Gillian Tett gets it very wrong on racial profiling
Last Friday Gillian Tett ran a profoundly disturbing article in the Financial Times entitled Mapping Crime – Or Stirring Hate? (hat tip Marcos Carreira), which makes me sad to say this given how much respect I normally have for her regarding her coverage of the financial crisis.
In the article, Tett describes the predictive policing model used by the Chicago police force, which told the police where to go to find criminals based on where people had been arrested in the past.
Her article reads like an advertisement for racist profiling.
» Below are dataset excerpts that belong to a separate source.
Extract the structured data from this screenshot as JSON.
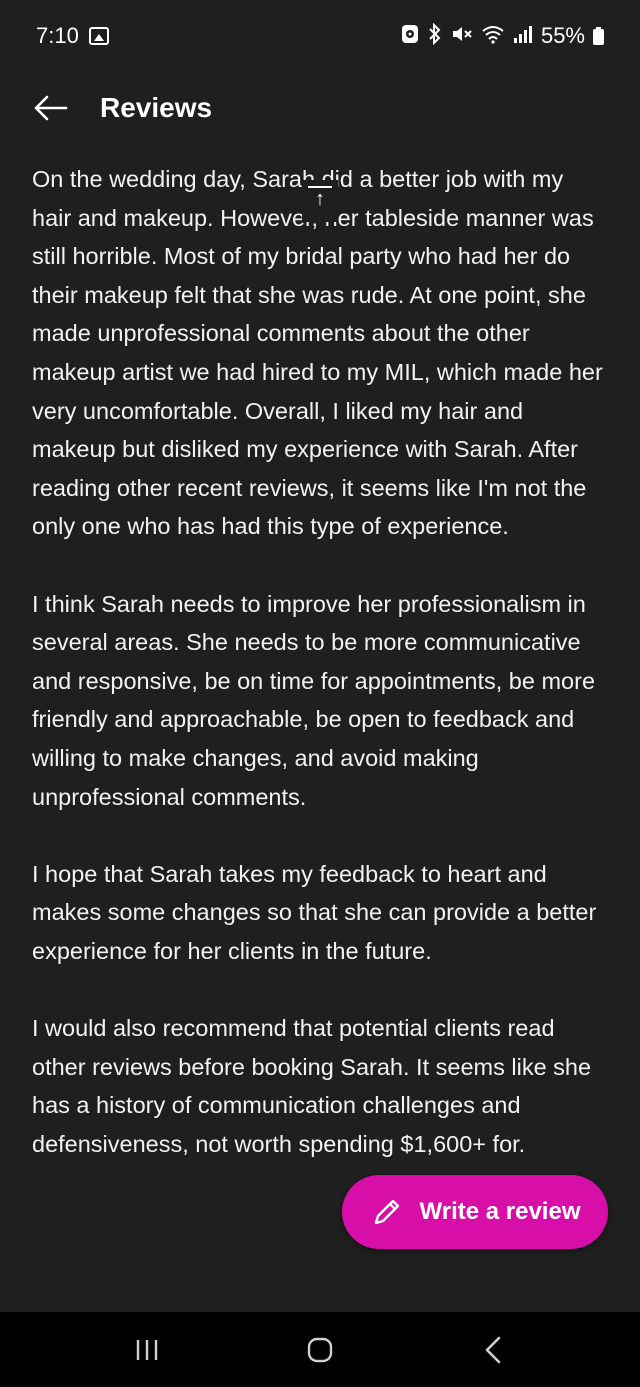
{
  "status_bar": {
    "time": "7:10",
    "battery": "55%",
    "icons": [
      "image-icon",
      "data-saver-icon",
      "bluetooth-icon",
      "mute-icon",
      "wifi-icon",
      "signal-icon",
      "battery-icon"
    ]
  },
  "header": {
    "title": "Reviews",
    "back_icon": "arrow-left-icon"
  },
  "review": {
    "paragraphs": [
      "On the wedding day, Sarah did a better job with my hair and makeup. However, her tableside manner was still horrible. Most of my bridal party who had her do their makeup felt that she was rude. At one point, she made unprofessional comments about the other makeup artist we had hired to my MIL, which made her very uncomfortable. Overall, I liked my hair and makeup but disliked my experience with Sarah. After reading other recent reviews, it seems like I'm not the only one who has had this type of experience.",
      "I think Sarah needs to improve her professionalism in several areas. She needs to be more communicative and responsive, be on time for appointments, be more friendly and approachable, be open to feedback and willing to make changes, and avoid making unprofessional comments.",
      "I hope that Sarah takes my feedback to heart and makes some changes so that she can provide a better experience for her clients in the future.",
      "I would also recommend that potential clients read other reviews before booking Sarah. It seems like she has a history of communication challenges and defensiveness, not worth spending $1,600+ for."
    ]
  },
  "actions": {
    "write_review_label": "Write a review",
    "write_review_icon": "pencil-icon",
    "scroll_top_icon": "arrow-up-icon"
  },
  "colors": {
    "background": "#1f1f1f",
    "text": "#f2f2f2",
    "accent": "#d70fa8",
    "nav_bar": "#000000"
  }
}
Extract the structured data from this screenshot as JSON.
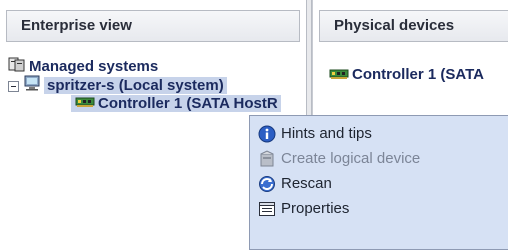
{
  "left_panel": {
    "header": "Enterprise view",
    "tree": {
      "root": "Managed systems",
      "system": "spritzer-s (Local system)",
      "controller": "Controller 1 (SATA HostR"
    }
  },
  "right_panel": {
    "header": "Physical devices",
    "item": "Controller 1 (SATA"
  },
  "context_menu": {
    "items": [
      {
        "label": "Hints and tips",
        "icon": "info-icon",
        "enabled": true
      },
      {
        "label": "Create logical device",
        "icon": "create-icon",
        "enabled": false
      },
      {
        "label": "Rescan",
        "icon": "rescan-icon",
        "enabled": true
      },
      {
        "label": "Properties",
        "icon": "properties-icon",
        "enabled": true
      }
    ]
  },
  "colors": {
    "selection": "#c7d3ea",
    "menu_bg": "#d6e1f4",
    "tree_text": "#1b2a5e"
  }
}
First she deftly and indirectly claims the model is super successful at lowering the murder rate without actually coming out and saying so (since she actually has only correlative evidence):
And when Weis launched the programme in early 2010, together with a clever policeman-cum-computer expert called Brett Goldstein, it delivered impressive results. In the first year the murder rate fell 5 per cent and then continued to tumble. Indeed by the summer of 2011 it looked as if Chicago’s annual death toll would soon drop below 400, the lowest since 1965. “The homicide rates for that summer were just crazy low compared to what we had been,” Weis observes.
But then, following his departure from the force, the programme was wound down in late 2011. And, tragically, the murder rate immediately rose again.
Here’s the thing, it’s really hard to actually know why murder rates go up and down. In New York City we’ve been using Stop & Frisk as the violent crime rates have been steadily lowering in this city (and many others), and for a long time Bloomberg took credit for that through the Stop & Frisk practice. But when Stop & Frisk rates went down, murder rates didn’t shoot up. Just saying. And that’s ignoring how reliable the police data is, which is another issue. Let’s take a look at her evidence for a longer time frame:
The reason I’m pointing out her bad statistics is that she needs them to set up the following, truly disturbing paragraphs (emphasis mine):
But while racism is rightly deemed unacceptable, computer programs pose more subtle questions. If a spreadsheet forecast has a racial imbalance, is this likely to reinforce existing human biases, or racial profiling? Or is a weather map of crime simply a neutral tool? To put it another way, does the benefit of using predictive policing outweigh any worries about political risk?
Personally, I think it does. After all, as the former CPD computer experts point out, the algorithms in themselves are neutral. “This program had absolutely nothing to do with race… but multi-variable equations,” argues Goldstein. Meanwhile, the potential benefits of predictive policing are profound.
No, Gillian Tett, there is no such thing as a neutral tool. No algorithm focused on human behavior is neutral. Anything which is trained on historical human behavior embeds and codifies historical and cultural practices. Specifically, this means that the fact that black Americans are nearly four times as likely as whites to be arrested on charges of marijuana possession even though the two groups use the drug at similar rates would be seen by such a model (or rather, by the people who deploy the model) as a fact of nature that is neutral and true. But it is in fact a direct consequence of systemic racism.
Put it another way: if we allowed a model to be used for college admissions in 1870, we’d still have 0.7% of women going to college. Thank goodness we didn’t have big data back then!
This is very scary to me, when even Gillian Tett, who famously predicted the financial crisis in 2006, can be fooled. We clearly have a lot of work to do.